UN AGENT EN CONFLIT AVEC AXALille vient de suspendre une grève de la faim de trois mois. Il attend, comme sa compagnie, les propositions du médiateur qui va être nommé.

UN AGENT EN CONFLIT AVEC AXA

Lille vient de suspendre une grève de la faim de trois mois. Il attend, comme sa compagnie, les propositions du médiateur qui va être nommé.

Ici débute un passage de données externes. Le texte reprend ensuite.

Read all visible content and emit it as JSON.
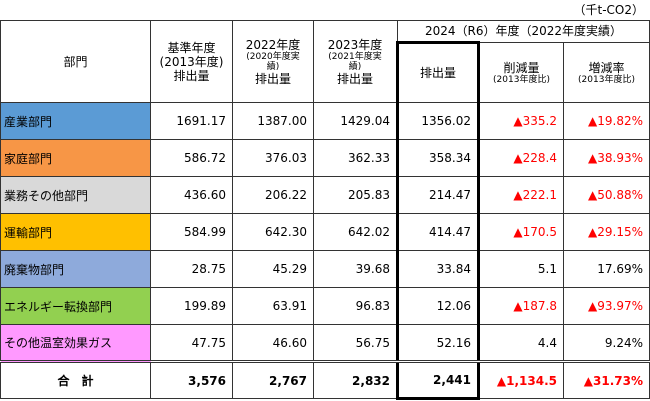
{
  "unit": "（千t-CO2）",
  "header": {
    "sector": "部門",
    "base": [
      "基準年度",
      "(2013年度)",
      "排出量"
    ],
    "y2022": [
      "2022年度",
      "(2020年度実",
      "績)",
      "排出量"
    ],
    "y2023": [
      "2023年度",
      "(2021年度実",
      "績)",
      "排出量"
    ],
    "group": "2024（R6）年度（2022年度実績）",
    "y2024": "排出量",
    "reduction": [
      "削減量",
      "(2013年度比)"
    ],
    "rate": [
      "増減率",
      "(2013年度比)"
    ]
  },
  "rows": [
    {
      "name": "産業部門",
      "color": "#5b9bd5",
      "change_color": "#ff0000",
      "base": "1691.17",
      "y2022": "1387.00",
      "y2023": "1429.04",
      "y2024": "1356.02",
      "reduction": "▲335.2",
      "rate": "▲19.82%"
    },
    {
      "name": "家庭部門",
      "color": "#f79646",
      "change_color": "#ff0000",
      "base": "586.72",
      "y2022": "376.03",
      "y2023": "362.33",
      "y2024": "358.34",
      "reduction": "▲228.4",
      "rate": "▲38.93%"
    },
    {
      "name": "業務その他部門",
      "color": "#d9d9d9",
      "change_color": "#ff0000",
      "base": "436.60",
      "y2022": "206.22",
      "y2023": "205.83",
      "y2024": "214.47",
      "reduction": "▲222.1",
      "rate": "▲50.88%"
    },
    {
      "name": "運輸部門",
      "color": "#ffc000",
      "change_color": "#ff0000",
      "base": "584.99",
      "y2022": "642.30",
      "y2023": "642.02",
      "y2024": "414.47",
      "reduction": "▲170.5",
      "rate": "▲29.15%"
    },
    {
      "name": "廃棄物部門",
      "color": "#8eaadb",
      "change_color": "#000000",
      "base": "28.75",
      "y2022": "45.29",
      "y2023": "39.68",
      "y2024": "33.84",
      "reduction": "5.1",
      "rate": "17.69%"
    },
    {
      "name": "エネルギー転換部門",
      "color": "#92d050",
      "change_color": "#ff0000",
      "base": "199.89",
      "y2022": "63.91",
      "y2023": "96.83",
      "y2024": "12.06",
      "reduction": "▲187.8",
      "rate": "▲93.97%"
    },
    {
      "name": "その他温室効果ガス",
      "color": "#ff99ff",
      "change_color": "#000000",
      "base": "47.75",
      "y2022": "46.60",
      "y2023": "56.75",
      "y2024": "52.16",
      "reduction": "4.4",
      "rate": "9.24%"
    }
  ],
  "total": {
    "name": "合　計",
    "change_color": "#ff0000",
    "base": "3,576",
    "y2022": "2,767",
    "y2023": "2,832",
    "y2024": "2,441",
    "reduction": "▲1,134.5",
    "rate": "▲31.73%"
  }
}
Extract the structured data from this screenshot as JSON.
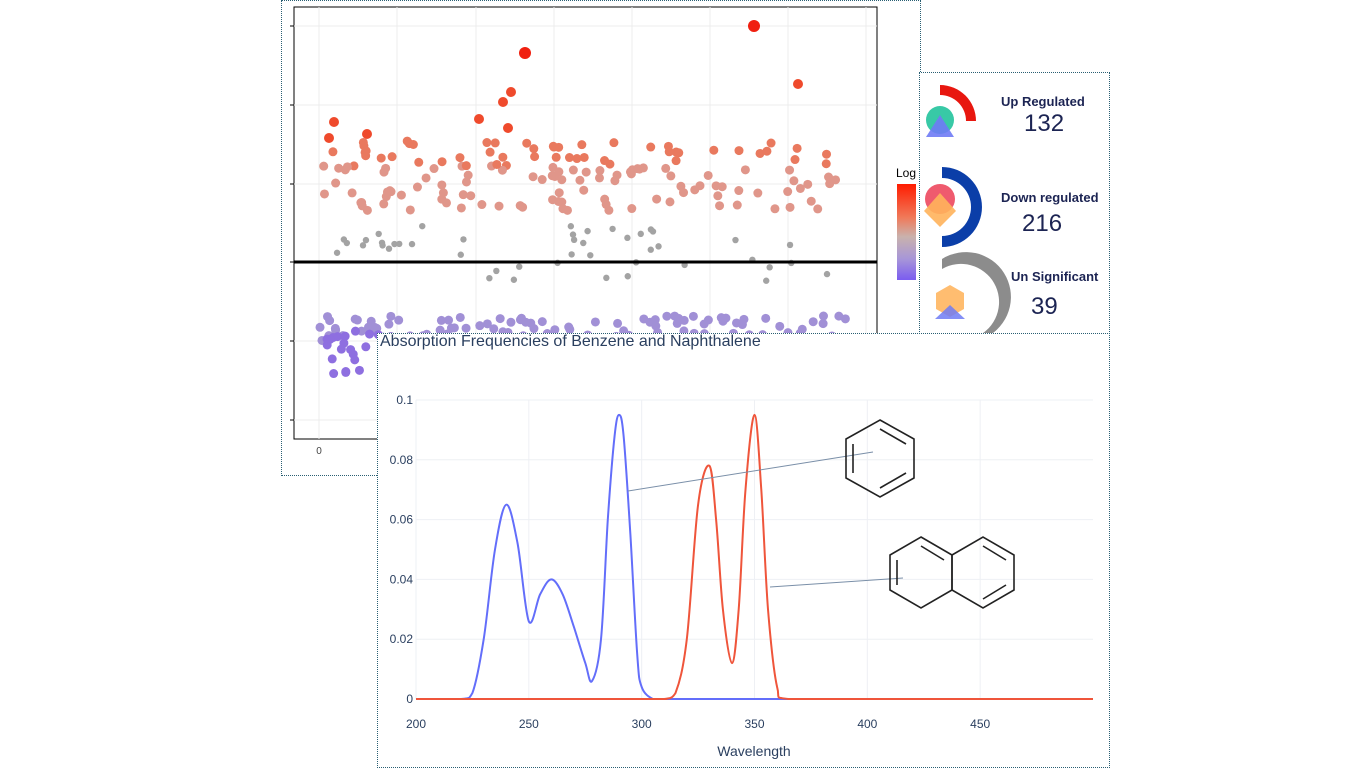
{
  "volcano": {
    "legend_title": "Log",
    "x_tick_label": "0"
  },
  "stats": {
    "up": {
      "label": "Up Regulated",
      "value": "132",
      "color": "#e8170f"
    },
    "down": {
      "label": "Down regulated",
      "value": "216",
      "color": "#0b3ea8"
    },
    "unsig": {
      "label": "Un Significant",
      "value": "39",
      "color": "#8c8c8c"
    }
  },
  "chart_data": {
    "type": "line",
    "title": "Absorption Frequencies of Benzene and Naphthalene",
    "xlabel": "Wavelength",
    "ylabel": "",
    "xlim": [
      200,
      500
    ],
    "ylim": [
      0,
      0.1
    ],
    "x_ticks": [
      "200",
      "250",
      "300",
      "350",
      "400",
      "450"
    ],
    "y_ticks": [
      "0",
      "0.02",
      "0.04",
      "0.06",
      "0.08",
      "0.1"
    ],
    "grid": true,
    "legend": "none",
    "series": [
      {
        "color": "#636efa",
        "x": [
          200,
          220,
          225,
          230,
          235,
          240,
          245,
          250,
          255,
          260,
          265,
          270,
          275,
          278,
          282,
          285,
          288,
          290,
          292,
          295,
          298,
          300,
          305,
          310,
          320,
          350,
          400,
          500
        ],
        "y": [
          0,
          0,
          0.002,
          0.02,
          0.05,
          0.065,
          0.052,
          0.026,
          0.035,
          0.04,
          0.035,
          0.024,
          0.012,
          0.006,
          0.02,
          0.06,
          0.088,
          0.095,
          0.088,
          0.055,
          0.015,
          0.004,
          0,
          0,
          0,
          0,
          0,
          0
        ]
      },
      {
        "color": "#ef553b",
        "x": [
          200,
          300,
          310,
          315,
          320,
          325,
          330,
          333,
          336,
          340,
          343,
          346,
          350,
          353,
          356,
          360,
          365,
          400,
          500
        ],
        "y": [
          0,
          0,
          0,
          0.002,
          0.02,
          0.065,
          0.078,
          0.06,
          0.03,
          0.012,
          0.03,
          0.07,
          0.095,
          0.07,
          0.03,
          0.004,
          0,
          0,
          0
        ]
      }
    ]
  }
}
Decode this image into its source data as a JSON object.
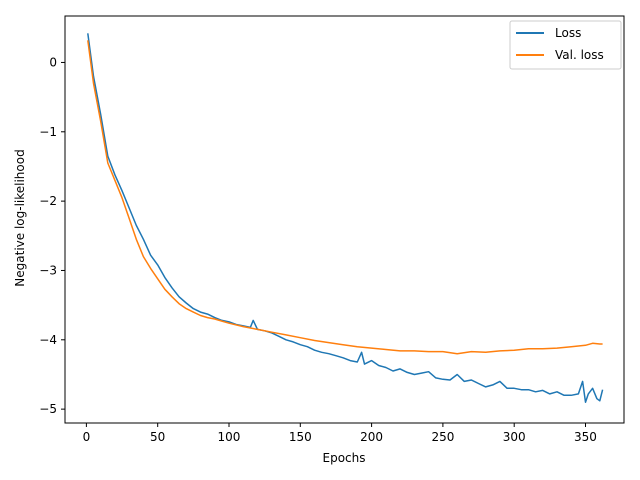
{
  "chart_data": {
    "type": "line",
    "title": "",
    "xlabel": "Epochs",
    "ylabel": "Negative log-likelihood",
    "xlim": [
      -15,
      377
    ],
    "ylim": [
      -5.2,
      0.67
    ],
    "xticks": [
      0,
      50,
      100,
      150,
      200,
      250,
      300,
      350
    ],
    "yticks": [
      0,
      -1,
      -2,
      -3,
      -4,
      -5
    ],
    "ytick_labels": [
      "0",
      "−1",
      "−2",
      "−3",
      "−4",
      "−5"
    ],
    "grid": false,
    "legend_position": "top-right",
    "series": [
      {
        "name": "Loss",
        "color": "#1f77b4",
        "x": [
          1,
          5,
          10,
          15,
          20,
          25,
          30,
          35,
          40,
          45,
          50,
          55,
          60,
          65,
          70,
          75,
          80,
          85,
          90,
          95,
          100,
          105,
          110,
          115,
          117,
          120,
          125,
          130,
          135,
          140,
          145,
          150,
          155,
          160,
          165,
          170,
          175,
          180,
          185,
          190,
          193,
          195,
          200,
          205,
          210,
          215,
          220,
          225,
          230,
          235,
          240,
          245,
          250,
          255,
          260,
          265,
          270,
          275,
          280,
          285,
          290,
          295,
          300,
          305,
          310,
          315,
          320,
          325,
          330,
          335,
          340,
          345,
          348,
          350,
          352,
          355,
          358,
          360,
          362
        ],
        "y": [
          0.42,
          -0.2,
          -0.75,
          -1.35,
          -1.62,
          -1.85,
          -2.1,
          -2.35,
          -2.55,
          -2.78,
          -2.92,
          -3.1,
          -3.25,
          -3.38,
          -3.47,
          -3.55,
          -3.6,
          -3.63,
          -3.68,
          -3.72,
          -3.74,
          -3.78,
          -3.8,
          -3.82,
          -3.72,
          -3.85,
          -3.87,
          -3.9,
          -3.95,
          -4.0,
          -4.03,
          -4.07,
          -4.1,
          -4.15,
          -4.18,
          -4.2,
          -4.23,
          -4.26,
          -4.3,
          -4.32,
          -4.18,
          -4.35,
          -4.3,
          -4.37,
          -4.4,
          -4.45,
          -4.42,
          -4.47,
          -4.5,
          -4.48,
          -4.46,
          -4.55,
          -4.57,
          -4.58,
          -4.5,
          -4.6,
          -4.58,
          -4.63,
          -4.68,
          -4.65,
          -4.6,
          -4.7,
          -4.7,
          -4.72,
          -4.72,
          -4.75,
          -4.73,
          -4.78,
          -4.75,
          -4.8,
          -4.8,
          -4.78,
          -4.6,
          -4.9,
          -4.78,
          -4.7,
          -4.85,
          -4.88,
          -4.72
        ]
      },
      {
        "name": "Val. loss",
        "color": "#ff7f0e",
        "x": [
          1,
          5,
          10,
          15,
          20,
          25,
          30,
          35,
          40,
          45,
          50,
          55,
          60,
          65,
          70,
          75,
          80,
          85,
          90,
          95,
          100,
          110,
          120,
          130,
          140,
          150,
          160,
          170,
          180,
          190,
          200,
          210,
          220,
          230,
          240,
          250,
          260,
          270,
          280,
          290,
          300,
          310,
          320,
          330,
          340,
          350,
          355,
          360,
          362
        ],
        "y": [
          0.32,
          -0.3,
          -0.85,
          -1.45,
          -1.7,
          -1.95,
          -2.25,
          -2.55,
          -2.8,
          -2.97,
          -3.12,
          -3.27,
          -3.38,
          -3.48,
          -3.55,
          -3.6,
          -3.65,
          -3.68,
          -3.7,
          -3.73,
          -3.76,
          -3.81,
          -3.85,
          -3.89,
          -3.93,
          -3.97,
          -4.01,
          -4.04,
          -4.07,
          -4.1,
          -4.12,
          -4.14,
          -4.16,
          -4.16,
          -4.17,
          -4.17,
          -4.2,
          -4.17,
          -4.18,
          -4.16,
          -4.15,
          -4.13,
          -4.13,
          -4.12,
          -4.1,
          -4.08,
          -4.05,
          -4.06,
          -4.06
        ]
      }
    ]
  }
}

Axa m'a tuer le 3 juillet 1999. " (1) Dominique Faure avait placardé, sur la vitrine de son agence lilloise, une affiche pour informer clients et passants de son " infortune " avec sa compagnie mandante et a entamé une grève de la faim. Qui aura duré trois mois, jusqu'à ce que, assigné le 10 septembre devant le tribunal de grande instance de Lille, il accepte la médiation demandée par Axa et suspende son jeûne. La probable nomination, le 24 septembre, du professeur Claeys, directeur du DESS assurance à l'université de Lille 2, en qualité de médiateur, devrait permettre de renouer le dialogue.

Un relationnel difficile

Que reproche l'agent Axa - un " personnage ", selon ses confrères - à sa société ? Globalement, la chute de son chiffre d'affaires, l'impossibilité d'offrir à ses clients un juste rapport qualité/prix et des pratiques de concurrence effrénée entre les différents acteurs de la compagnie, au détriment des agents généraux. Dominique Faure a d'autant plus mal vécu cette distorsion de concurrence interne, qu'il éprouve un sentiment d'abandon de la part de la compagnie : diminution de la fréquence des visites des inspecteurs, absence de réponse à ses mails... Ce relationnel difficile s'est amplifié le 3 juillet 1999, lorsque Dominique Faure a dû répondre à une convocation au commissariat central de Lille, sur commission de la mairie interpellée par Axa, inquiet de son état dépressif et de ses menaces de suicide. Mensonges et complot ? Toujours est-il que le 16 août 1999 Dominique Faure est avisé, par lettre recommandée avec accusé de réception, que l'accès aux sites d'Axa lui est interdit jusqu'à nouvel ordre. Aussi décide-t-il de se lancer dans une grève de la faim, persuadé que " le métier est foutu ", surtout pour des agences comme la sienne. " Aujourd'hui, mon commissionnement n'est plus que de 114 000 €, contre 168 000 en 1995-1996. C'est la faillite, je couvre à peine mes frais ", s'exclame-t-il. Dominique Faure veut s'en sortir avec les honneurs. Il réclame, outre des excuses pour la convocation du 3 juillet 1999, une indemnité compensatrice représentant l'équivalent de cinq années de revenus fiscalement neutres jusqu'à son départ en retraite et l'intéressement qu'il estime lui être dû sur les années 1979 à 1993. Au total, quelque 760 000 €...

La réaction d'Axa

Embarrassé par cette affaire dont la presse s'est emparée, Axa est aussi excédé. " Axa m'a tuer " est du plus mauvais effet. Selon Emmanuel de Talhouet, directeur régional Axa Nord-Picardie-Champagne, " Dominique Faure a mal vécu en 1999 l'intervention que nous avons faite par devoir éthique et citoyen face à sa menace de suicide. Il s'est senti déstabilisé, mais de là à se mettre en grève de la faim "... Sur la baisse du chiffre d'affaires, le directeur l'évalue sur la période juin 1999 à mars 2002 à - 16 %, alors que Dominique Faure annonce - 40 %. " Sur la même période, le réseau Nord Picardie Champagne a fait + 2,4 % et les agents lillois + 3,6 %. Je ne peux que regretter qu'il ait refusé les conventions commerciales de développement, les formations aux nouveaux produits proposées à lui comme aux autres agents d'Axa. Nous sommes conscients que c'est un dossier où la dimension humaine l'emporte très largement sur la dimension financière. Néanmoins, la demande de Dominique Faure excède du quintuple la norme en la matière ", indique Emmanuel de Talhouet.

Pour les agents lillois, une issue amiable constituerait un soulagement. S'ils comprennent la détresse de leur confrère, ils estiment cependant qu'il faut aboutir à un accord. " L'affaire nuit à tout le monde ! Les protagonistes semblent avoir laissé "pourrir" cette affaire. Il faut éviter qu'elle explose ", estime un agent lillois. Jean-Luc Decaestecker

(1) " tuer ", infinif en référence à l'affaire Omar Raddad, accusé du meurtre de Ghislaine Marchal, commis le 24 juin 1991. À côté d'elle, sur la porte, un doigt ensanglanté avait écrit " Omar m'a tuer ".